1. Proxmox Host Configuration#

Pre-requisites#

  • Ensure PCIe Bifurcation is set to OFF in the server BIOS.

Enable IOMMU#

  1. Open the GRUB configuration:
nano /etc/default/grub
  1. Modify the line GRUB_CMDLINE_LINUX_DEFAULT="quiet" to:
GRUB_CMDLINE_LINUX_DEFAULT="quiet intel_iommu=on"
  1. Update GRUB:
update-grub
  1. Reboot the host.

Verify IOMMU Status#

dmesg | grep -e DMAR -e IOMMU

Note: Look for the line: DMAR: IOMMU enabled.


2. VM Configuration (Ubuntu 24.04)#

VM Hardware Settings#

  • Machine: q35
  • BIOS: SeaBIOS
  • Note: Do NOT run apt update or upgrade yet.

Add PCIe Device#

  1. Shut down the VM.
  2. Go to Hardware > Add > PCI Device.
  3. Select Raw Device > Select your GPU.
  4. Ensure All Functions and PCI-Express are checked.

3. Driver Installation in VM#

Verify Hardware Detection#

lspci -v
lspci -nnk | grep -iA2 nvidia

Prepare Build Environment#

Required for version 550+ drivers:

apt install build-essential -y
# Verify version
gcc --version
# Create GCC 13 symlink (Required fix)
ln -s -f /usr/bin/gcc-13 /usr/bin/gcc
reboot

Install NVIDIA Driver 550#

Note: Installation may pause at 81% for several minutes. This is normal.

apt install nvidia-driver-550 -y
reboot

4. Maintenance & Upgrades#

Upgrade Driver from 470 to 550#

apt-get purge nvidia-driver-470 -y
ln -s -f /usr/bin/gcc-13 /usr/bin/gcc
reboot
apt install nvidia-driver-550 -y

Monitoring Tools#

# Check version
cat /proc/driver/nvidia/version
# Standard status
nvidia-smi
# Visual monitor
apt install nvtop
nvtop
# High-frequency watch (0.5s)
watch -n 0.5 nvidia-smi

5. Performance & Reliability#

Enable Persistence Mode#

Eliminates “Cold Start” lag by keeping the driver loaded.

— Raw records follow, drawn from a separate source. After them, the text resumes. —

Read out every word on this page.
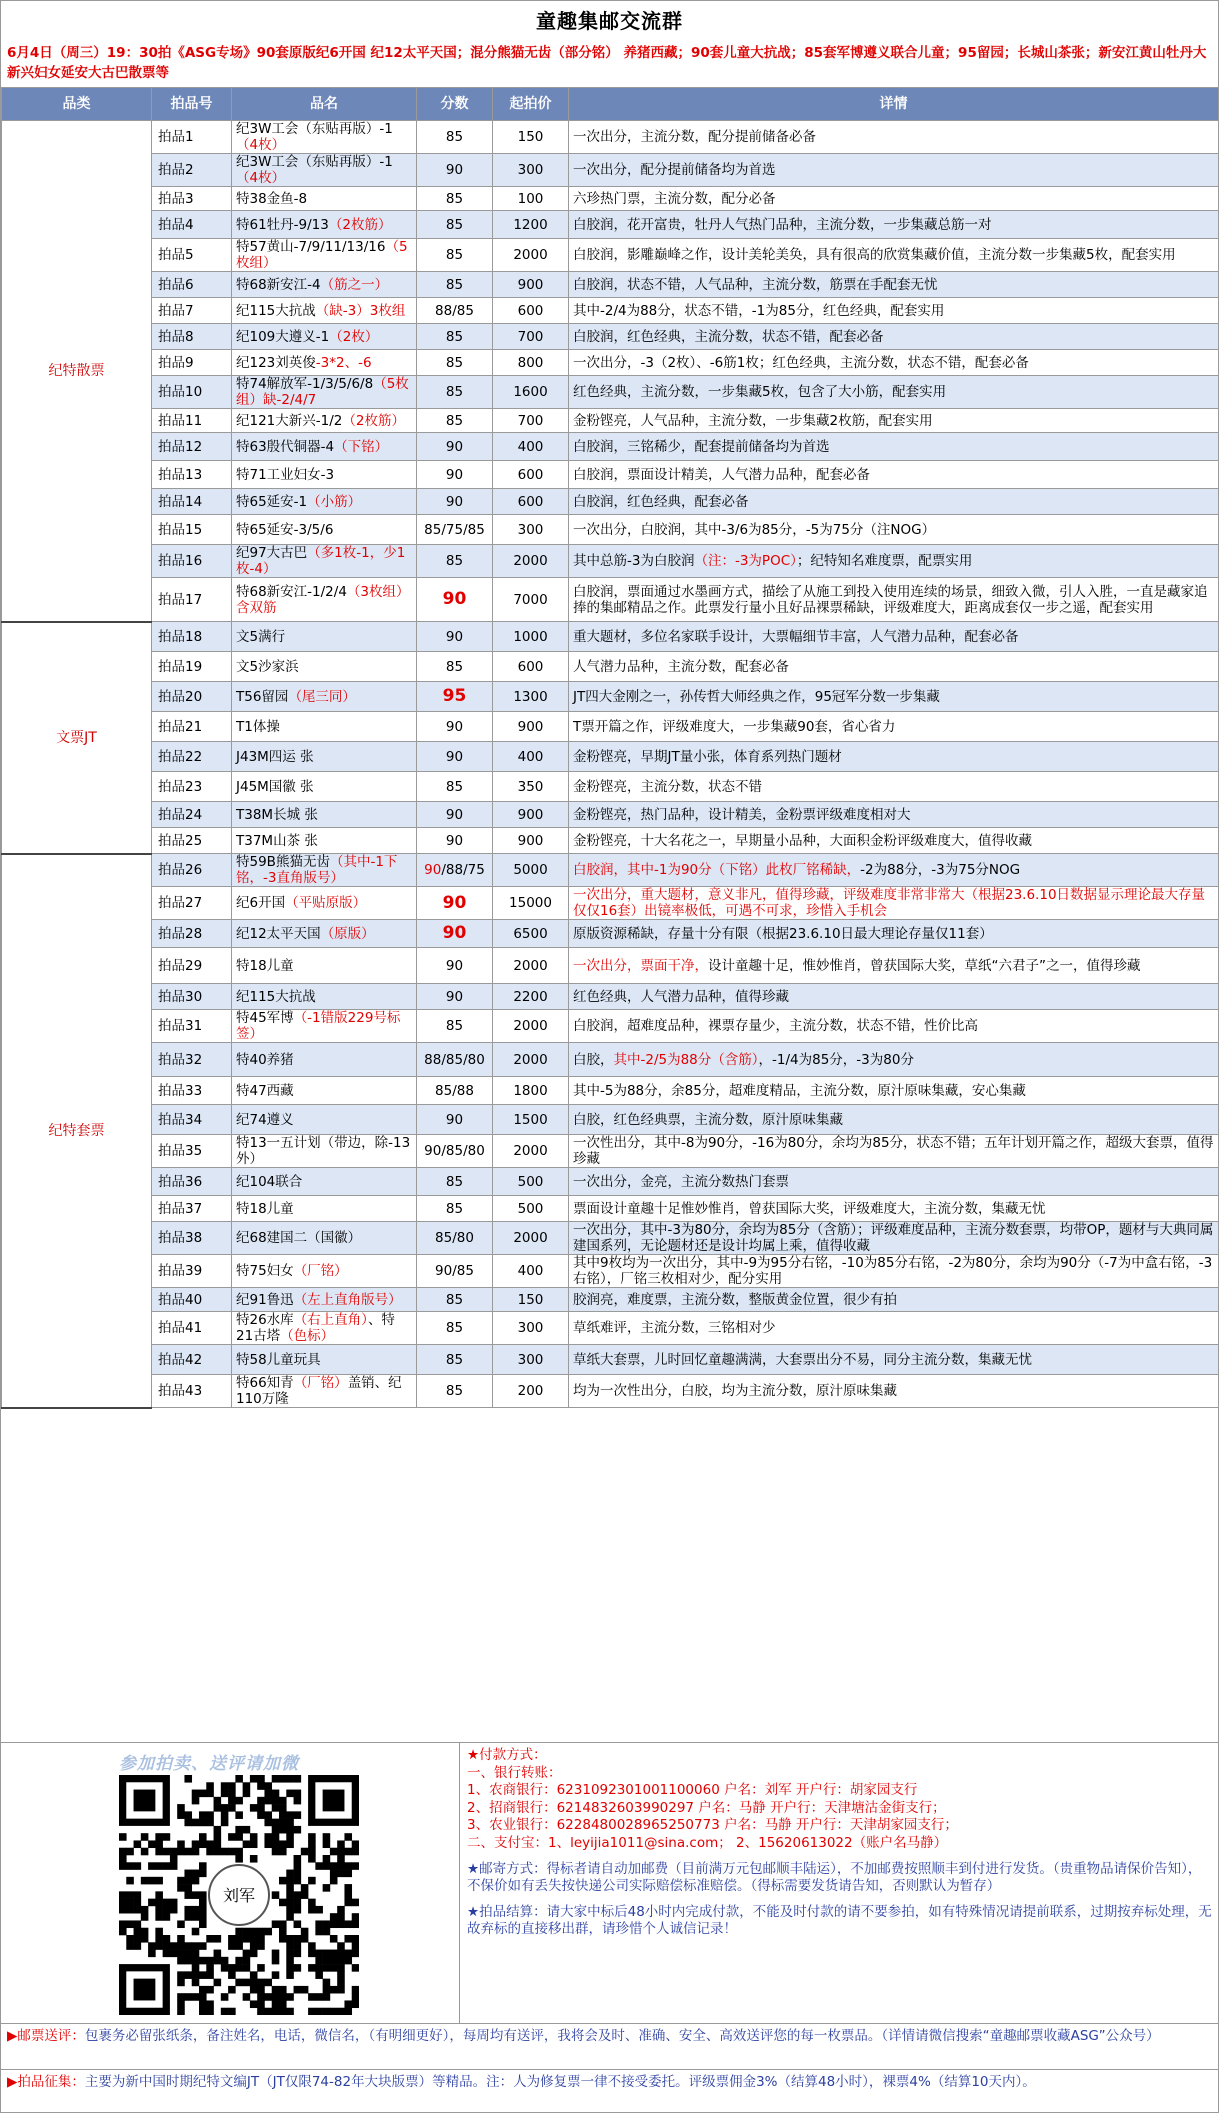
童趣集邮交流群
6月4日（周三）19：30拍《ASG专场》90套原版纪6开国 纪12太平天国；混分熊猫无齿（部分铭） 养猪西藏；90套儿童大抗战；85套军博遵义联合儿童；95留园；长城山茶张；新安江黄山牡丹大新兴妇女延安大古巴散票等
品类	拍品号	品名	分数	起拍价	详情
纪特散票	拍品1	纪3W工会（东贴再版）-1（4枚）	85	150	一次出分，主流分数，配分提前储备必备
	拍品2	纪3W工会（东贴再版）-1（4枚）	90	300	一次出分，配分提前储备均为首选
	拍品3	特38金鱼-8	85	100	六珍热门票，主流分数，配分必备
	拍品4	特61牡丹-9/13（2枚筋）	85	1200	白胶润，花开富贵，牡丹人气热门品种，主流分数，一步集藏总筋一对
	拍品5	特57黄山-7/9/11/13/16（5枚组）	85	2000	白胶润，影雕巅峰之作，设计美轮美奂，具有很高的欣赏集藏价值，主流分数一步集藏5枚，配套实用
	拍品6	特68新安江-4（筋之一）	85	900	白胶润，状态不错，人气品种，主流分数，筋票在手配套无忧
	拍品7	纪115大抗战（缺-3）3枚组	88/85	600	其中-2/4为88分，状态不错，-1为85分，红色经典，配套实用
	拍品8	纪109大遵义-1（2枚）	85	700	白胶润，红色经典，主流分数，状态不错，配套必备
	拍品9	纪123刘英俊-3*2、-6	85	800	一次出分，-3（2枚）、-6筋1枚；红色经典，主流分数，状态不错，配套必备
	拍品10	特74解放军-1/3/5/6/8（5枚组）缺-2/4/7	85	1600	红色经典，主流分数，一步集藏5枚，包含了大小筋，配套实用
	拍品11	纪121大新兴-1/2（2枚筋）	85	700	金粉铿亮，人气品种，主流分数，一步集藏2枚筋，配套实用
	拍品12	特63殷代铜器-4（下铭）	90	400	白胶润，三铭稀少，配套提前储备均为首选
	拍品13	特71工业妇女-3	90	600	白胶润，票面设计精美，人气潜力品种，配套必备
	拍品14	特65延安-1（小筋）	90	600	白胶润，红色经典，配套必备
	拍品15	特65延安-3/5/6	85/75/85	300	一次出分，白胶润，其中-3/6为85分，-5为75分（注NOG）
	拍品16	纪97大古巴（多1枚-1，少1枚-4）	85	2000	其中总筋-3为白胶润（注：-3为POC）；纪特知名难度票，配票实用
	拍品17	特68新安江-1/2/4（3枚组）含双筋	90	7000	白胶润，票面通过水墨画方式，描绘了从施工到投入使用连续的场景，细致入微，引人入胜，一直是藏家追捧的集邮精品之作。此票发行量小且好品裸票稀缺，评级难度大，距离成套仅一步之遥，配套实用
文票JT	拍品18	文5满行	90	1000	重大题材，多位名家联手设计，大票幅细节丰富，人气潜力品种，配套必备
	拍品19	文5沙家浜	85	600	人气潜力品种，主流分数，配套必备
	拍品20	T56留园（尾三同）	95	1300	JT四大金刚之一，孙传哲大师经典之作，95冠军分数一步集藏
	拍品21	T1体操	90	900	T票开篇之作，评级难度大，一步集藏90套，省心省力
	拍品22	J43M四运 张	90	400	金粉铿亮，早期JT量小张，体育系列热门题材
	拍品23	J45M国徽 张	85	350	金粉铿亮，主流分数，状态不错
	拍品24	T38M长城 张	90	900	金粉铿亮，热门品种，设计精美，金粉票评级难度相对大
	拍品25	T37M山茶 张	90	900	金粉铿亮，十大名花之一，早期量小品种，大面积金粉评级难度大，值得收藏
纪特套票	拍品26	特59B熊猫无齿（其中-1下铭，-3直角版号）	90/88/75	5000	白胶润，其中-1为90分（下铭）此枚厂铭稀缺，-2为88分，-3为75分NOG
	拍品27	纪6开国（平贴原版）	90	15000	一次出分，重大题材，意义非凡，值得珍藏，评级难度非常非常大（根据23.6.10日数据显示理论最大存量仅仅16套）出镜率极低，可遇不可求，珍惜入手机会
	拍品28	纪12太平天国（原版）	90	6500	原版资源稀缺，存量十分有限（根据23.6.10日最大理论存量仅11套）
	拍品29	特18儿童	90	2000	一次出分，票面干净，设计童趣十足，惟妙惟肖，曾获国际大奖，草纸“六君子”之一，值得珍藏
	拍品30	纪115大抗战	90	2200	红色经典，人气潜力品种，值得珍藏
	拍品31	特45军博（-1错版229号标签）	85	2000	白胶润，超难度品种，裸票存量少，主流分数，状态不错，性价比高
	拍品32	特40养猪	88/85/80	2000	白胶，其中-2/5为88分（含筋），-1/4为85分，-3为80分
	拍品33	特47西藏	85/88	1800	其中-5为88分，余85分，超难度精品，主流分数，原汁原味集藏，安心集藏
	拍品34	纪74遵义	90	1500	白胶，红色经典票，主流分数，原汁原味集藏
	拍品35	特13一五计划（带边，除-13外）	90/85/80	2000	一次性出分，其中-8为90分，-16为80分，余均为85分，状态不错；五年计划开篇之作，超级大套票，值得珍藏
	拍品36	纪104联合	85	500	一次出分，金亮，主流分数热门套票
	拍品37	特18儿童	85	500	票面设计童趣十足惟妙惟肖，曾获国际大奖，评级难度大，主流分数，集藏无忧
	拍品38	纪68建国二（国徽）	85/80	2000	一次出分，其中-3为80分，余均为85分（含筋）；评级难度品种，主流分数套票，均带OP，题材与大典同属建国系列，无论题材还是设计均属上乘，值得收藏
	拍品39	特75妇女（厂铭）	90/85	400	其中9枚均为一次出分，其中-9为95分右铭，-10为85分右铭，-2为80分，余均为90分（-7为中盒右铭，-3右铭），厂铭三枚相对少，配分实用
	拍品40	纪91鲁迅（左上直角版号）	85	150	胶润亮，难度票，主流分数，整版黄金位置，很少有拍
	拍品41	特26水库（右上直角）、特21古塔（色标）	85	300	草纸难评，主流分数，三铭相对少
	拍品42	特58儿童玩具	85	300	草纸大套票，儿时回忆童趣满满，大套票出分不易，同分主流分数，集藏无忧
	拍品43	特66知青（厂铭）盖销、纪110万隆	85	200	均为一次性出分，白胶，均为主流分数，原汁原味集藏
参加拍卖、送评请加微
刘军
★付款方式：
一、银行转账：
1、农商银行：6231092301001100060 户名：刘军 开户行：胡家园支行
2、招商银行：6214832603990297 户名：马静 开户行：天津塘沽金街支行；
3、农业银行：6228480028965250773 户名：马静 开户行：天津胡家园支行；
二、支付宝：1、leyijia1011@sina.com； 2、15620613022（账户名马静）
★邮寄方式：得标者请自动加邮费（目前满万元包邮顺丰陆运），不加邮费按照顺丰到付进行发货。（贵重物品请保价告知），不保价如有丢失按快递公司实际赔偿标准赔偿。（得标需要发货请告知，否则默认为暂存）
★拍品结算：请大家中标后48小时内完成付款，不能及时付款的请不要参拍，如有特殊情况请提前联系，过期按弃标处理，无故弃标的直接移出群，请珍惜个人诚信记录！
▶邮票送评：包裹务必留张纸条，备注姓名，电话，微信名，（有明细更好），每周均有送评，我将会及时、准确、安全、高效送评您的每一枚票品。（详情请微信搜索“童趣邮票收藏ASG”公众号）
▶拍品征集：主要为新中国时期纪特文编JT（JT仅限74-82年大块版票）等精品。注：人为修复票一律不接受委托。评级票佣金3%（结算48小时），裸票4%（结算10天内）。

  1. Create the override directory:
mkdir -p /etc/systemd/system/nvidia-persistenced.service.d
  1. Create the override file:
cat <<EOF > /etc/systemd/system/nvidia-persistenced.service.d/override.conf
[Service]
ExecStart=
ExecStart=/usr/bin/nvidia-persistenced --user nvidia-persistenced --persistence-mode
EOF
  1. Apply settings:
systemctl daemon-reload
systemctl restart nvidia-persistenced
  1. Verify mode is enabled:
nvidia-smi -q | grep "Persistence Mode"

6. Docker GPU Integration#

Install NVIDIA Container Toolkit#

curl -fsSL [https://nvidia.github.io/libnvidia-container/gpgkey](https://nvidia.github.io/libnvidia-container/gpgkey) | sudo gpg --dearmor -o /usr/share/keyrings/nvidia-container-toolkit-keyring.gpg
curl -s -L [https://nvidia.github.io/libnvidia-container/stable/deb/nvidia-container-toolkit.list](https://nvidia.github.io/libnvidia-container/stable/deb/nvidia-container-toolkit.list) | \
  sed 's#deb https://#deb [signed-by=/usr/share/keyrings/nvidia-container-toolkit-keyring.gpg] https://#g' | \
  sudo tee /etc/apt/sources.list.d/nvidia-container-toolkit.list
apt-get update && apt-get install -y nvidia-container-toolkit

Configure Docker Runtime#

nvidia-ctk runtime configure --runtime=docker
sudo systemctl restart docker